Confronted at his home, he said: "This has nothing to do with your enquiries. It is totally unrelated. This relates to a relationship of six years ago. So be careful what you write. This had nothing to do with your earlier questions." When he was approached by the Mail on Sunday in June, he denied any sexual relationship.
The paper also disclosed that the woman's estranged husband employed a private detective to track her movements and is considering a legal action against the Church.
Leading Catholic commentator Damian Thompson wrote on his Spectator blog: "The Mail has now published its allegations against Bishop Conry. They're much more serious than I imagined. He appears to have behaved disgracefully; by his own admission there is more than one woman involved." Dr Thompson questioned "the responsibility of the Catholic Church for allowing this man to run an important diocese during years of rumours, well-founded in at least two cases".
He added: "I liked Kieran a lot when he was press officer for the English bishops: he didn't give us any bullshit and let slip the odd bit of gossip. We we all pleased when he was made a bishop. Sure, he was a liberal, but they all were.
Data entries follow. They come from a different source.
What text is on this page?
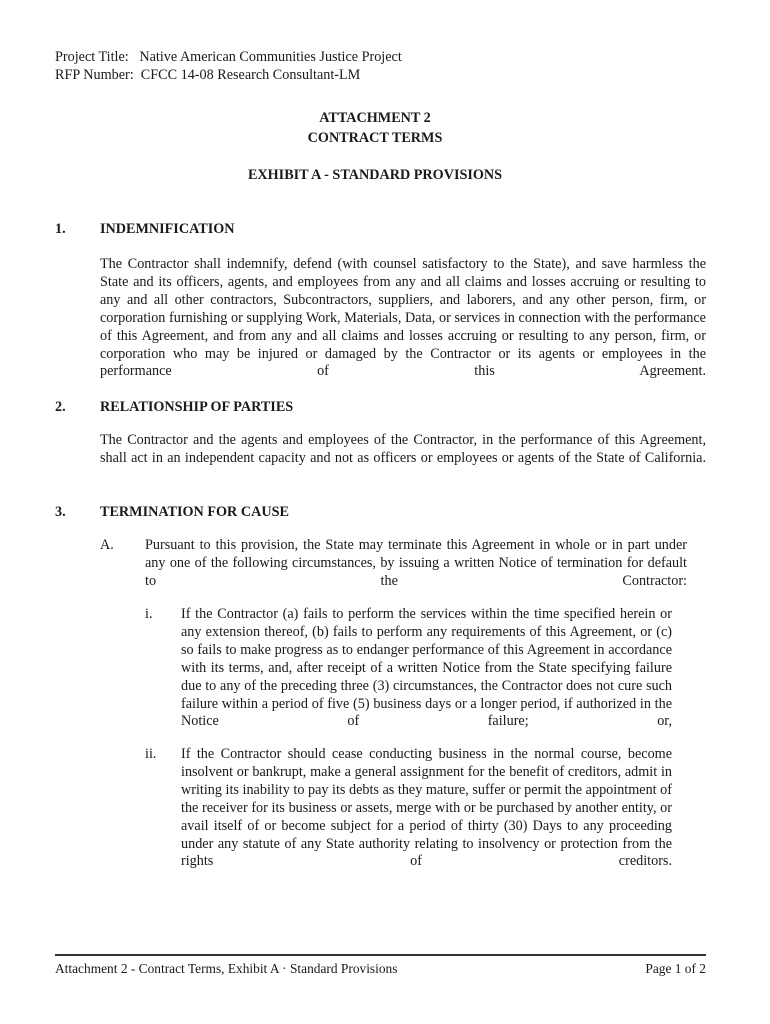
Project Title: Native American Communities Justice Project
RFP Number: CFCC 14-08 Research Consultant-LM
ATTACHMENT 2
CONTRACT TERMS
EXHIBIT A - STANDARD PROVISIONS
1. INDEMNIFICATION
The Contractor shall indemnify, defend (with counsel satisfactory to the State), and save harmless the State and its officers, agents, and employees from any and all claims and losses accruing or resulting to any and all other contractors, Subcontractors, suppliers, and laborers, and any other person, firm, or corporation furnishing or supplying Work, Materials, Data, or services in connection with the performance of this Agreement, and from any and all claims and losses accruing or resulting to any person, firm, or corporation who may be injured or damaged by the Contractor or its agents or employees in the performance of this Agreement.
2. RELATIONSHIP OF PARTIES
The Contractor and the agents and employees of the Contractor, in the performance of this Agreement, shall act in an independent capacity and not as officers or employees or agents of the State of California.
3. TERMINATION FOR CAUSE
A. Pursuant to this provision, the State may terminate this Agreement in whole or in part under any one of the following circumstances, by issuing a written Notice of termination for default to the Contractor:
i. If the Contractor (a) fails to perform the services within the time specified herein or any extension thereof, (b) fails to perform any requirements of this Agreement, or (c) so fails to make progress as to endanger performance of this Agreement in accordance with its terms, and, after receipt of a written Notice from the State specifying failure due to any of the preceding three (3) circumstances, the Contractor does not cure such failure within a period of five (5) business days or a longer period, if authorized in the Notice of failure; or,
ii. If the Contractor should cease conducting business in the normal course, become insolvent or bankrupt, make a general assignment for the benefit of creditors, admit in writing its inability to pay its debts as they mature, suffer or permit the appointment of the receiver for its business or assets, merge with or be purchased by another entity, or avail itself of or become subject for a period of thirty (30) Days to any proceeding under any statute of any State authority relating to insolvency or protection from the rights of creditors.
Attachment 2 - Contract Terms, Exhibit A · Standard Provisions	Page 1 of 2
"Then, shortly after taking office, he started bullying the parish of the Sacred Heart, Hove, for using too much Latin in its main Sunday Mass. I rang him up and said: this is outrageous – it's not some elaborate Old Rite service, just a dignified Novus Ordo said mostly in English with nice music (such a rarity). The distress Conry caused by barging in and trying to wreck it was enormous and completely avoidable. Since then traditionalist priests in his diocese have had their collars felt for worshipping in the style of Benedict XVI. Kieran would often refuse to answer letters from his clergy; but left-wing laity slagging off traditionalists always got a sympathetic hearing."